I then met Julia’s younger sister Debbie, a painter – I made a post about her. She has several masks in her apartment.
Berkeley wood-carver Sheri Tharpe made this mask.
There are photographs of masks in my post about Lenny Pitt. In 1973 he went to Bali and studied mask-making and Balinese dance, working here with I Nyoman Kakui. Five years later he returned to Bali and studied mask-making with Ida Bagus Anom.
I will soon publish a post about Lynne Danielle and Eliot Kenin. These photos come from that draft post.
I have yet to publish a post I made about the East Bay Depot for Creative Reuse. Things come and go quickly there. When John Storey and I visited we found this mask:
Dick and Beany Wezelman have spent a life traveling to Africa, buying beautiful things in Africa which they sell out of their home.
Among the beautiful things, African masks.
On a field trip to Sebastapol, Susan Alexander took us to visit Art Moura. As you can see from my post on him, his art is outsider art to da max. Really out there. There were several masks:
I recently posted on the first half of an estate sale at the home of the late Alan Cohen on Vine Street. Among his thousands and thousands of collected artifacts were several masks:
This mask is creepy AF. NO THANKS!
Along with the great group of coconut carved faces are several masks. The big fellow in the back row has a bump on his right forehead with blood dripping down. Alan’s father brought two wooden masks back from a fishing trip to Mexico in the 1950s. Alan’s brother Ron got the first pick and Alan got this one. His brother then decided he really wanted this one. Nope. Not for a while at least.
I have saved the Very Best Masks for last. Arnold Heller lives in El Cerrito but is in his heart of hearts a son of Berkeley. He makes art for the love of making art. Check my post on him – you will be blown away. And you will see these masks that he made:
All i can about Heller and his art and his masks – is –
What amazing work by Heller. What an amazing collection of masks I have seen.

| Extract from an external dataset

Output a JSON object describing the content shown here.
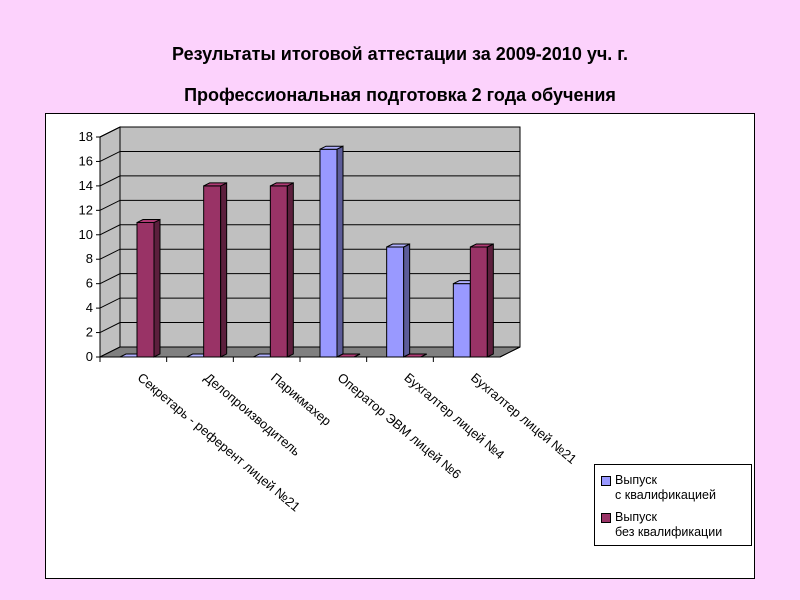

After I initially published this post, I got a few submissions.
Jenny Hurth, a Brahmin in the Quirky Berkeley caste system, sent this photo of a mask she made in high school for a Bertolt Brecht play. Good mask – very alarming.

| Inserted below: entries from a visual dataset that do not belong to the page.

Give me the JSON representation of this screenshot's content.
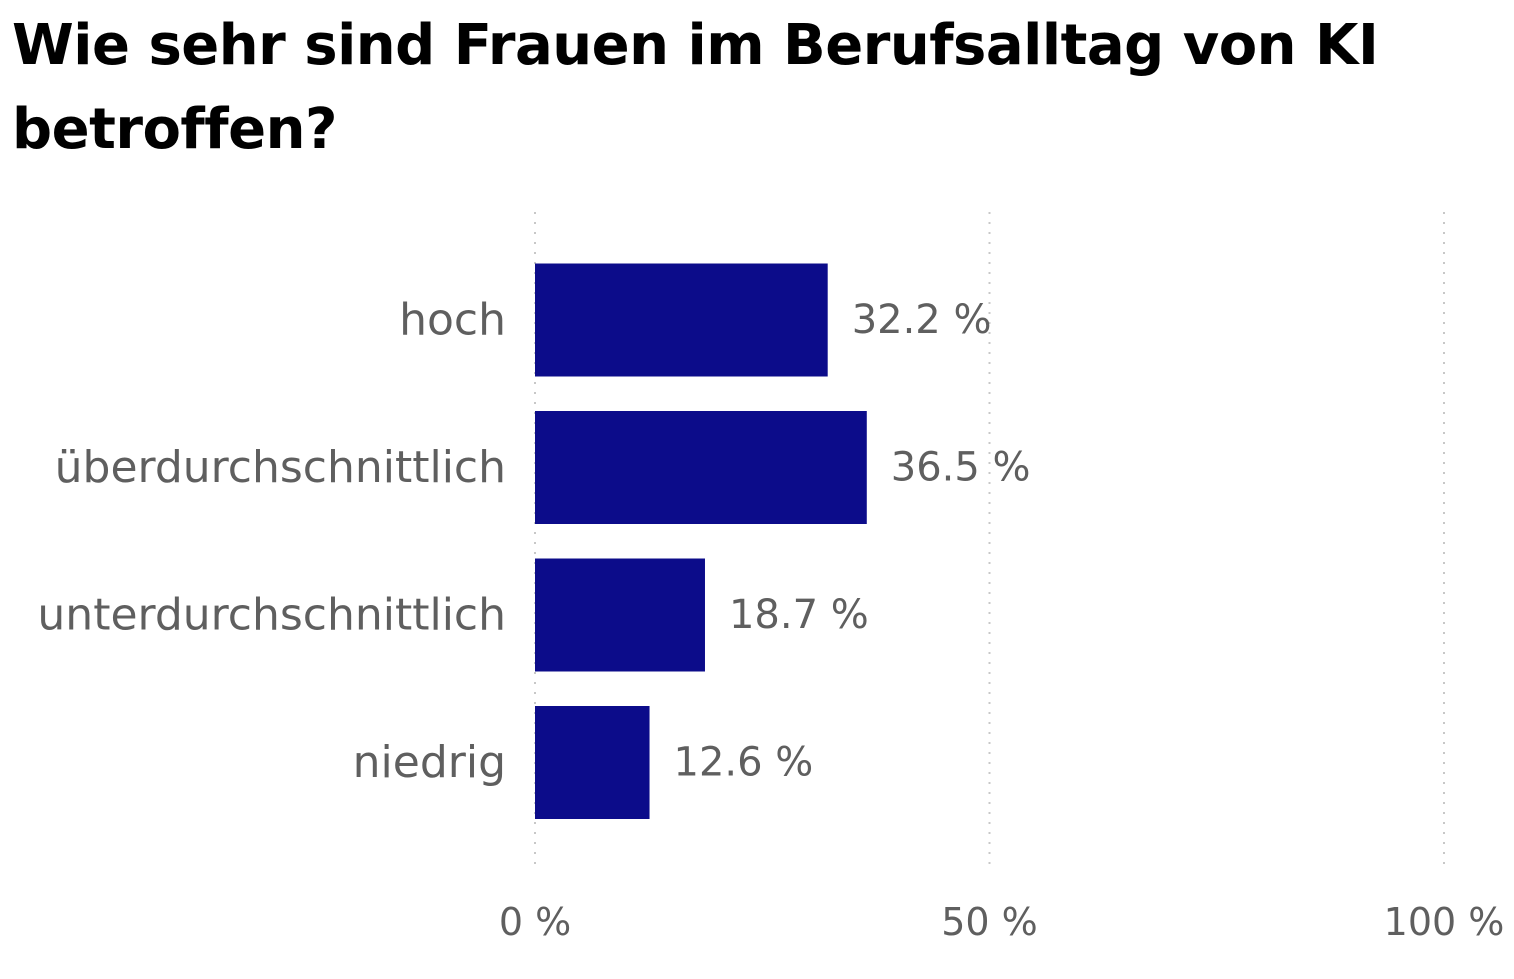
{
  "chart_data": {
    "type": "bar",
    "orientation": "horizontal",
    "title": "Wie sehr sind Frauen im Berufsalltag von KI betroffen?",
    "categories": [
      "hoch",
      "überdurchschnittlich",
      "unterdurchschnittlich",
      "niedrig"
    ],
    "values": [
      32.2,
      36.5,
      18.7,
      12.6
    ],
    "value_labels": [
      "32.2 %",
      "36.5 %",
      "18.7 %",
      "12.6 %"
    ],
    "xlim": [
      0,
      100
    ],
    "x_ticks": [
      0,
      50,
      100
    ],
    "x_tick_labels": [
      "0 %",
      "50 %",
      "100 %"
    ],
    "grid": "vertical dotted",
    "legend": "none",
    "bar_color": "#0c0c8a",
    "text_color": "#5f5f5f",
    "grid_color": "#c8c8c8"
  }
}
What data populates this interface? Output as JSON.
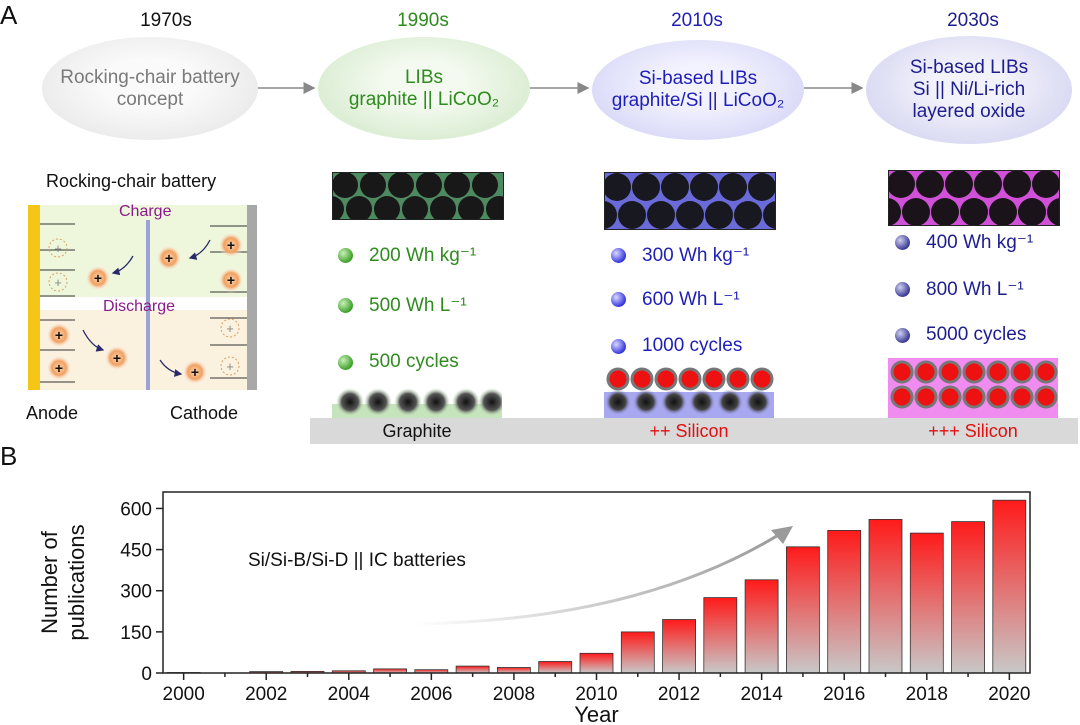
{
  "panel_a": {
    "letter": "A",
    "eras": [
      {
        "year": "1970s",
        "lines": [
          "Rocking-chair battery",
          "concept"
        ]
      },
      {
        "year": "1990s",
        "lines": [
          "LIBs",
          "graphite || LiCoO₂"
        ]
      },
      {
        "year": "2010s",
        "lines": [
          "Si-based LIBs",
          "graphite/Si || LiCoO₂"
        ]
      },
      {
        "year": "2030s",
        "lines": [
          "Si-based LIBs",
          "Si || Ni/Li-rich",
          "layered oxide"
        ]
      }
    ],
    "rocking_chair": {
      "title": "Rocking-chair battery",
      "charge": "Charge",
      "discharge": "Discharge",
      "anode": "Anode",
      "cathode": "Cathode",
      "ion_symbol": "+"
    },
    "metrics": [
      {
        "energy_mass": "200 Wh kg⁻¹",
        "energy_vol": "500 Wh L⁻¹",
        "cycles": "500 cycles",
        "anode": "Graphite",
        "color": "#2e8b1e"
      },
      {
        "energy_mass": "300 Wh kg⁻¹",
        "energy_vol": "600 Wh L⁻¹",
        "cycles": "1000 cycles",
        "anode": "++ Silicon",
        "color": "#1f1fb8"
      },
      {
        "energy_mass": "400 Wh kg⁻¹",
        "energy_vol": "800 Wh L⁻¹",
        "cycles": "5000 cycles",
        "anode": "+++ Silicon",
        "color": "#1d1d8f"
      }
    ]
  },
  "panel_b": {
    "letter": "B",
    "annotation": "Si/Si-B/Si-D || IC batteries"
  },
  "chart_data": {
    "type": "bar",
    "title": "",
    "xlabel": "Year",
    "ylabel_lines": [
      "Number of",
      "publications"
    ],
    "categories": [
      "2000",
      "2001",
      "2002",
      "2003",
      "2004",
      "2005",
      "2006",
      "2007",
      "2008",
      "2009",
      "2010",
      "2011",
      "2012",
      "2013",
      "2014",
      "2015",
      "2016",
      "2017",
      "2018",
      "2019",
      "2020"
    ],
    "values": [
      2,
      0,
      5,
      6,
      8,
      15,
      12,
      25,
      20,
      42,
      72,
      150,
      195,
      275,
      340,
      460,
      520,
      560,
      510,
      552,
      630
    ],
    "ylim": [
      0,
      660
    ],
    "yticks": [
      "0",
      "150",
      "300",
      "450",
      "600"
    ],
    "xticks": [
      "2000",
      "2002",
      "2004",
      "2006",
      "2008",
      "2010",
      "2012",
      "2014",
      "2016",
      "2018",
      "2020"
    ],
    "bar_color_top": "#ff1a1a",
    "bar_color_bottom": "#c8c8c8",
    "grid": false
  }
}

Will Squier is also a Brahmin. He sent me this:
When I took the draft into his quarters, my friend was listening to the Woodstock sound track.
I confess, “With a Little Help from My Friends” still works for me. It has a triple evocation – the Beatles, Cocker, and Belushi. It was a go-to dulcimer song for me 50 years ago.
My friend has this photo on his refrigerator. He claims that he is in the photo. Given his blurred line between truth and a good story, I am not even convinced that he was at Woodstock, but no good would come from pursuing that issue.
He had with him a stack of photos. “I’m working on a mini-post for you. This one slays me.”
i asked who I was supposed to recognize. “Nope. I’ll give you a couple days. If you don’t figure it out I’ll tell you.” He didn’t say that I couldn’t ask for help so I hereby ask for help – any ideas?
I said I’d get back to him, but was curious – what did he think of my draft mask post?
nice selections of masks
I have studied/visited “folk and.outsider” environments around the world for the past 45 years. We should meet up and have a coffee at Philz’s in the near future
I would very much like to. Switching to my regular email will make this happen faster – firstname.lastname@example.org
As enlightening as this article may be, you were wise not to invoke the term “satori”…
It seems that the term “synchronicity” may be more apt, particularly with respect to my own connection.
Thanks for displaying these marvelous masks of which I am envious, as I myself am an aficionado and have an eclectic collection which unfortunately is currently in storage.
Another connection that is interesting is that in all the years that I have worked on Lynn and Eliot’s barn, I have never noticed the masks.